“Ho un bambino scioccato
a cui non riesco a prendere una vena perchè i vasi sono tutti collassati”
“Chiamiamo Jesse che è
sicuramente il più bravo”
Mentre lui continua ad
armeggiare i suoi aghi cannula nella disperata ricerca di un accesso, io provo
a rendermi conto delle condizioni generali del bimbo appena giunto in ospedale.
Ha vomito e diarrea da un
paio di giorni e presenta segni di importante disidratazione: i suoi occhi sono
infossati ed il turgore della sua cute molto ridotto. La diarrea è acquosa e
non c’è sangue nelle feci. Invece la febbre è altissima ed il piccolo è sovente
scosso da convulsioni febbrili.
Ancor prima di avere un
accesso venoso, somministriamo una supposta di paracetamolo al paziente per
abbassargli la temperatura e controllare gli attacchi comiziali.
Intanto il team del
laboratorio ci informa che il bimbo è ipoglicemico ed ha un test positivo per
la malaria.
L’auscultazione del torace
è paurosa: sembra che si tratti di edema polmonare. E’ una complicazione
frequente nella malaria complicata: i polmoni si riempiono d’acqua ed il
bambino non riesce a respirare.
Intanto Jesse ce la fa ed
abbiamo quindi a disposizione l’accesso giugulare: provvediamo a instaurare ossigenoterapia
e cerchiamo di “scaricare” quei polmoni con del diuretico per via endovenosa.

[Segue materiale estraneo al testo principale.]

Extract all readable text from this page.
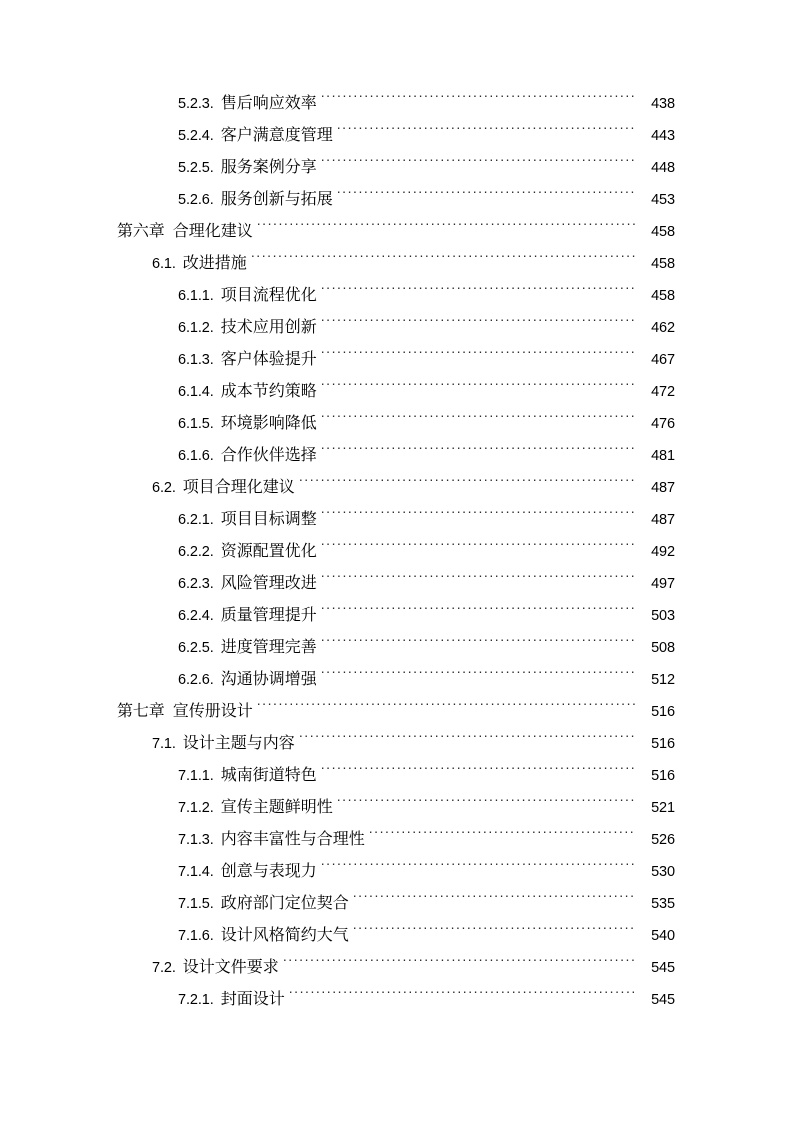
5.2.3. 售后响应效率 .....	438
5.2.4. 客户满意度管理 .....	443
5.2.5. 服务案例分享 .....	448
5.2.6. 服务创新与拓展 .....	453
第六章 合理化建议 .....	458
6.1. 改进措施 .....	458
6.1.1. 项目流程优化 .....	458
6.1.2. 技术应用创新 .....	462
6.1.3. 客户体验提升 .....	467
6.1.4. 成本节约策略 .....	472
6.1.5. 环境影响降低 .....	476
6.1.6. 合作伙伴选择 .....	481
6.2. 项目合理化建议 .....	487
6.2.1. 项目目标调整 .....	487
6.2.2. 资源配置优化 .....	492
6.2.3. 风险管理改进 .....	497
6.2.4. 质量管理提升 .....	503
6.2.5. 进度管理完善 .....	508
6.2.6. 沟通协调增强 .....	512
第七章 宣传册设计 .....	516
7.1. 设计主题与内容 .....	516
7.1.1. 城南街道特色 .....	516
7.1.2. 宣传主题鲜明性 .....	521
7.1.3. 内容丰富性与合理性 .....	526
7.1.4. 创意与表现力 .....	530
7.1.5. 政府部门定位契合 .....	535
7.1.6. 设计风格简约大气 .....	540
7.2. 设计文件要求 .....	545
7.2.1. 封面设计 .....	545
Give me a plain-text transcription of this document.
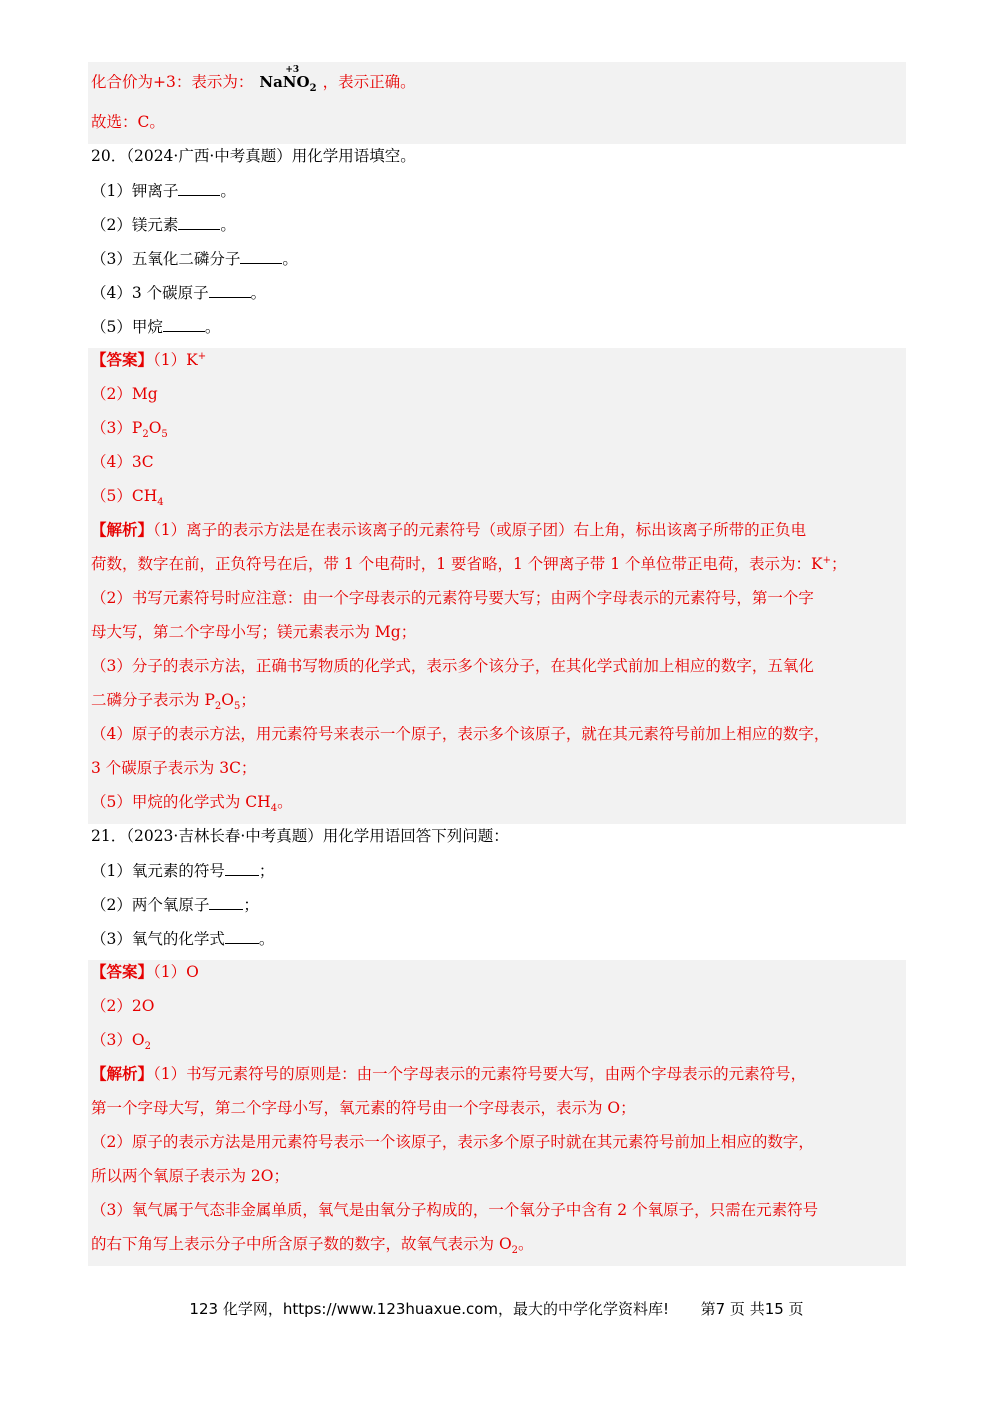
化合价为+3：表示为： NaNO$_2$
+3
，表示正确。
故选：C。
20．（2024·广西·中考真题）用化学用语填空。
（1）钾离子	。
（2）镁元素	。
（3）五氧化二磷分子	。
（4）3 个碳原子	。
（5）甲烷	。
【答案】（1）K+
（2）Mg
$(3)P_2O_5$
（4）3C
$(5)CH_4$
【解析】（1）离子的表示方法是在表示该离子的元素符号（或原子团）右上角，标出该离子所带的正负电
荷数，数字在前，正负符号在后，带 1 个电荷时，1 要省略，1 个钾离子带 1 个单位带正电荷，表示为：K+；
（2）书写元素符号时应注意：由一个字母表示的元素符号要大写；由两个字母表示的元素符号，第一个字
母大写，第二个字母小写；镁元素表示为 Mg；
（3）分子的表示方法，正确书写物质的化学式，表示多个该分子，在其化学式前加上相应的数字，五氧化
二磷分子表示为 $P_2O_5$；
（4）原子的表示方法，用元素符号来表示一个原子，表示多个该原子，就在其元素符号前加上相应的数字，
3 个碳原子表示为 3C；
（5）甲烷的化学式为 $CH_4$。
21．（2023·吉林长春·中考真题）用化学用语回答下列问题：
（1）氧元素的符号 ；
（2）两个氧原子 ；
（3）氧气的化学式 。
【答案】（1）O
（2）2O
$(3)O_2$
【解析】（1）书写元素符号的原则是：由一个字母表示的元素符号要大写，由两个字母表示的元素符号，
第一个字母大写，第二个字母小写，氧元素的符号由一个字母表示，表示为 O；
（2）原子的表示方法是用元素符号表示一个该原子，表示多个原子时就在其元素符号前加上相应的数字，
所以两个氧原子表示为 2O；
（3）氧气属于气态非金属单质，氧气是由氧分子构成的，一个氧分子中含有 2 个氧原子，只需在元素符号
的右下角写上表示分子中所含原子数的数字，故氧气表示为 $O_2$。
123 化学网，https://www.123huaxue.com，最大的中学化学资料库! 第7 页 共15 页
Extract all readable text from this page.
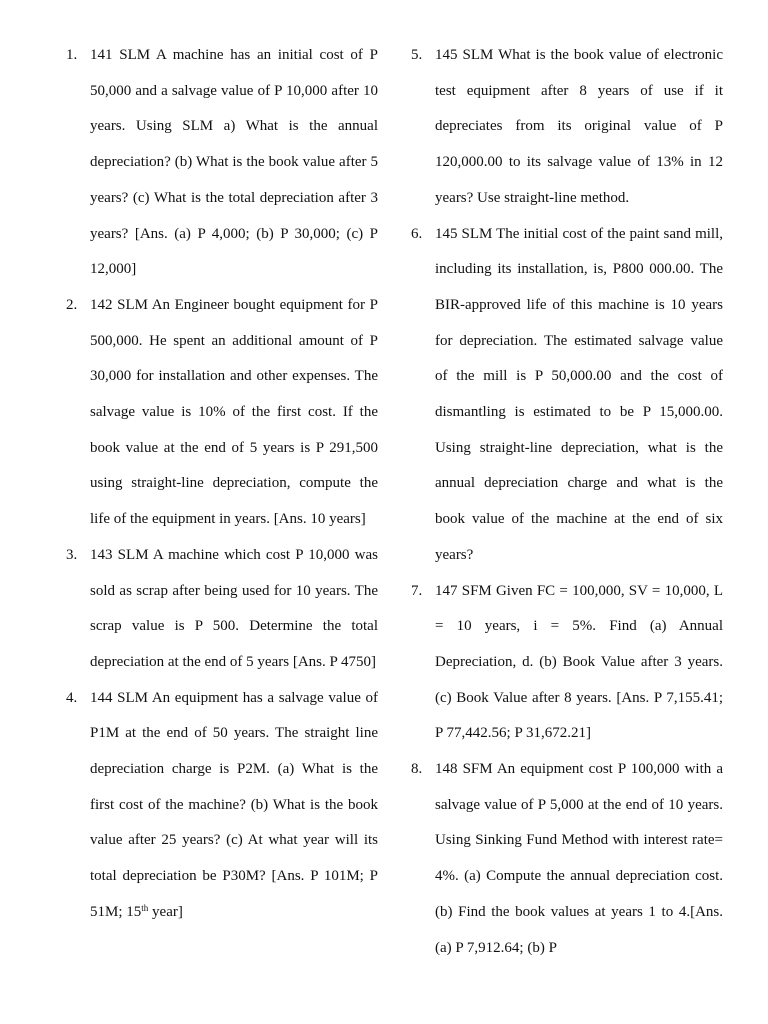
1. 141 SLM A machine has an initial cost of P 50,000 and a salvage value of P 10,000 after 10 years. Using SLM a) What is the annual depreciation? (b) What is the book value after 5 years? (c) What is the total depreciation after 3 years? [Ans. (a) P 4,000; (b) P 30,000; (c) P 12,000]
2. 142 SLM An Engineer bought equipment for P 500,000. He spent an additional amount of P 30,000 for installation and other expenses. The salvage value is 10% of the first cost. If the book value at the end of 5 years is P 291,500 using straight-line depreciation, compute the life of the equipment in years. [Ans. 10 years]
3. 143 SLM A machine which cost P 10,000 was sold as scrap after being used for 10 years. The scrap value is P 500. Determine the total depreciation at the end of 5 years [Ans. P 4750]
4. 144 SLM An equipment has a salvage value of P1M at the end of 50 years. The straight line depreciation charge is P2M. (a) What is the first cost of the machine? (b) What is the book value after 25 years? (c) At what year will its total depreciation be P30M? [Ans. P 101M; P 51M; 15th year]
5. 145 SLM What is the book value of electronic test equipment after 8 years of use if it depreciates from its original value of P 120,000.00 to its salvage value of 13% in 12 years? Use straight-line method.
6. 145 SLM The initial cost of the paint sand mill, including its installation, is, P800 000.00. The BIR-approved life of this machine is 10 years for depreciation. The estimated salvage value of the mill is P 50,000.00 and the cost of dismantling is estimated to be P 15,000.00. Using straight-line depreciation, what is the annual depreciation charge and what is the book value of the machine at the end of six years?
7. 147 SFM Given FC = 100,000, SV = 10,000, L = 10 years, i = 5%. Find (a) Annual Depreciation, d. (b) Book Value after 3 years. (c) Book Value after 8 years. [Ans. P 7,155.41; P 77,442.56; P 31,672.21]
8. 148 SFM An equipment cost P 100,000 with a salvage value of P 5,000 at the end of 10 years. Using Sinking Fund Method with interest rate= 4%. (a) Compute the annual depreciation cost.(b) Find the book values at years 1 to 4.[Ans. (a) P 7,912.64; (b) P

Infondiamo glucosio e mettiamo il chinino in vena, insieme ad un antibiotico ad
ampio spettro che copra sia i patogeni polmonari che quelli intestinali.
La mamma è contenta di
tutto il nostro affannarci e pare del tutto abbandonata e fiduciosa nei nostri
confronti: forse pensa che sappiamo fare anche i miracoli.
Purtroppo però le cose
prendono una piega differente: il respiro stertoroso diventa un “gasping”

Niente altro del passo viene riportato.